Abstract

AbstractAcross the Republic of Fiji, the combination of slow onset climate change and extreme weather events continues to wreak havoc. In addition to direct damages sustained from climate impacts, the uncertainties associated with changes to natural systems in combination with depletion of natural resources and declines in biodiversity provide substantial challenges for Indigenous cultures and rural semi-subsistence livelihoods. Consequently, the concept of social resilience in terms of peoples’ capacities to cope and adapt to social and ecological changes remains important.

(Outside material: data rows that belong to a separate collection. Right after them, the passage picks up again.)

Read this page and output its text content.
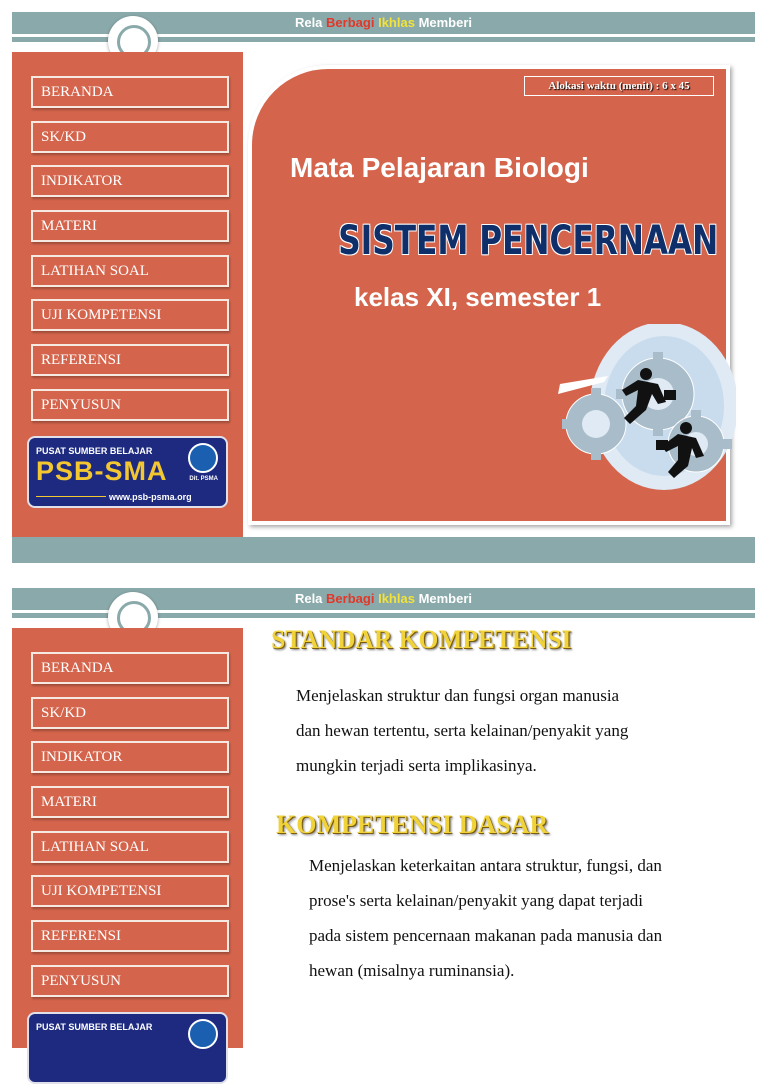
Rela Berbagi Ikhlas Memberi
BERANDA
SK/KD
INDIKATOR
MATERI
LATIHAN SOAL
UJI KOMPETENSI
REFERENSI
PENYUSUN
PUSAT SUMBER BELAJAR
PSB-SMA
www.psb-psma.org
Dit. PSMA
Alokasi waktu (menit) : 6 x 45
Mata Pelajaran Biologi
SISTEM PENCERNAAN
kelas XI, semester 1
Rela Berbagi Ikhlas Memberi
BERANDA
SK/KD
INDIKATOR
MATERI
LATIHAN SOAL
UJI KOMPETENSI
REFERENSI
PENYUSUN
PUSAT SUMBER BELAJAR
STANDAR KOMPETENSI
Menjelaskan struktur dan fungsi organ manusia
dan hewan tertentu, serta kelainan/penyakit yang
mungkin terjadi serta implikasinya.
KOMPETENSI DASAR
Menjelaskan keterkaitan antara struktur, fungsi, dan
prose's serta kelainan/penyakit yang dapat terjadi
pada sistem pencernaan makanan pada manusia dan
hewan (misalnya ruminansia).
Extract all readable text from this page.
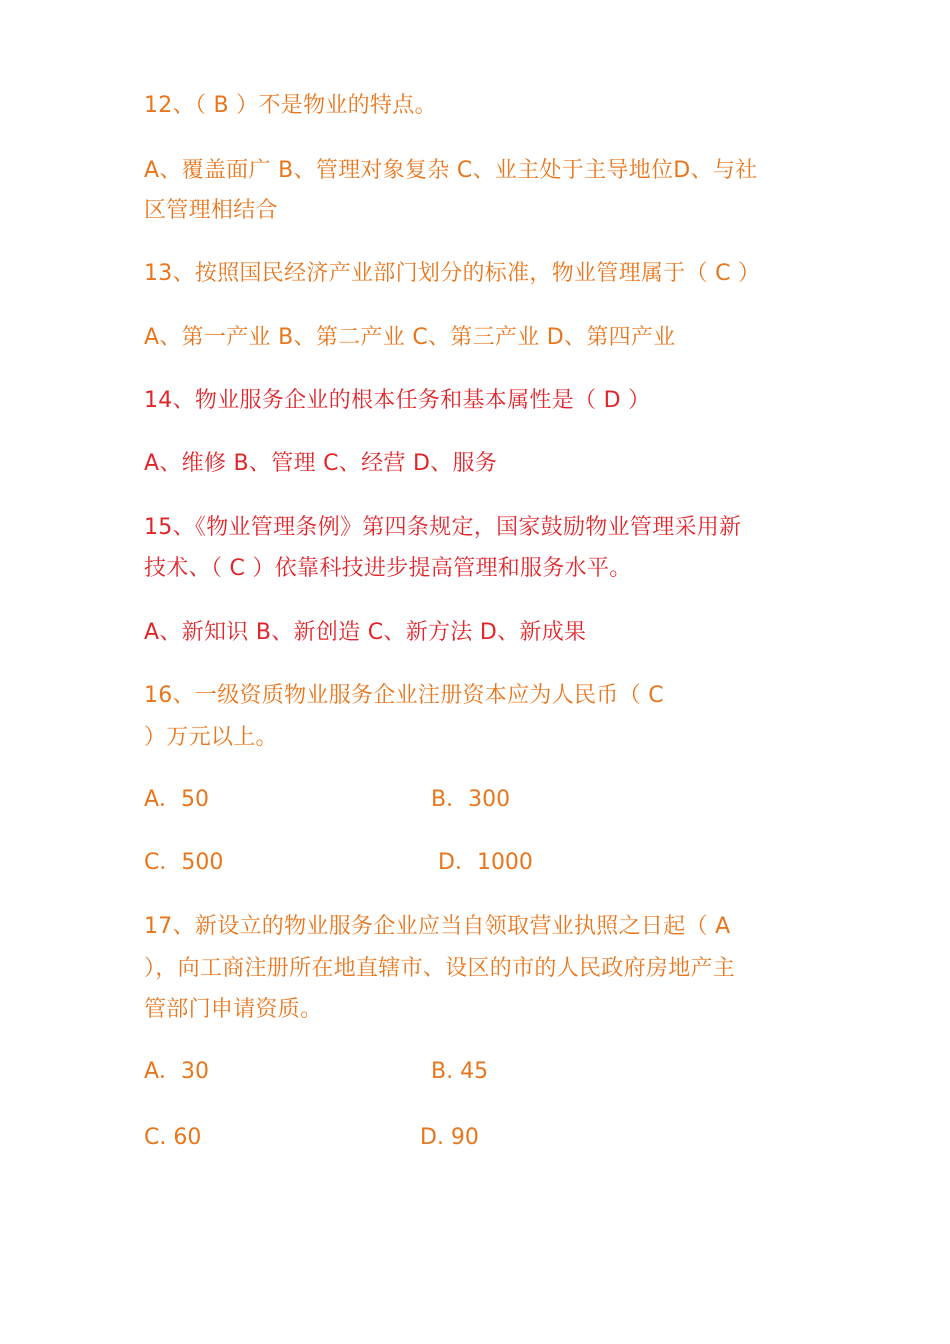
12、（ B ）不是物业的特点。
A、覆盖面广 B、管理对象复杂 C、业主处于主导地位D、与社
区管理相结合
13、按照国民经济产业部门划分的标准，物业管理属于（ C ）
A、第一产业 B、第二产业 C、第三产业 D、第四产业
14、物业服务企业的根本任务和基本属性是（ D ）
A、维修 B、管理 C、经营 D、服务
15、《物业管理条例》第四条规定，国家鼓励物业管理采用新
技术、（ C ）依靠科技进步提高管理和服务水平。
A、新知识 B、新创造 C、新方法 D、新成果
16、一级资质物业服务企业注册资本应为人民币（ C
）万元以上。
A．50	B．300
C．500	D．1000
17、新设立的物业服务企业应当自领取营业执照之日起（ A
），向工商注册所在地直辖市、设区的市的人民政府房地产主
管部门申请资质。
A．30	B. 45
C. 60	D. 90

In this study, we examine local Indigenous systems of social resilience constructed in alignment with the traditional value of relationalism, and concomitant practices of solesolevaki (working together) and kerekere (requesting, gifting, sharing) to (i). understand how social resilience in this local setting is both reproduced and sustained, and (ii).to examine how moral conflicts and ambiguities arising between traditional modes of living and being, and newer, introduced ontologies attributed to late liberalism are affecting social resilience. We present an ethnographic sketch drawn from fieldwork observations and narratives undertaken in rural Fiji since 2016 and apply Robbins’ (2017) theorising of culture and values to examine how people reconcile competing value systems attached to two porous social orders that structure the practices and rhythms of daily life, which Merlan (2005) refers to as the intercultural.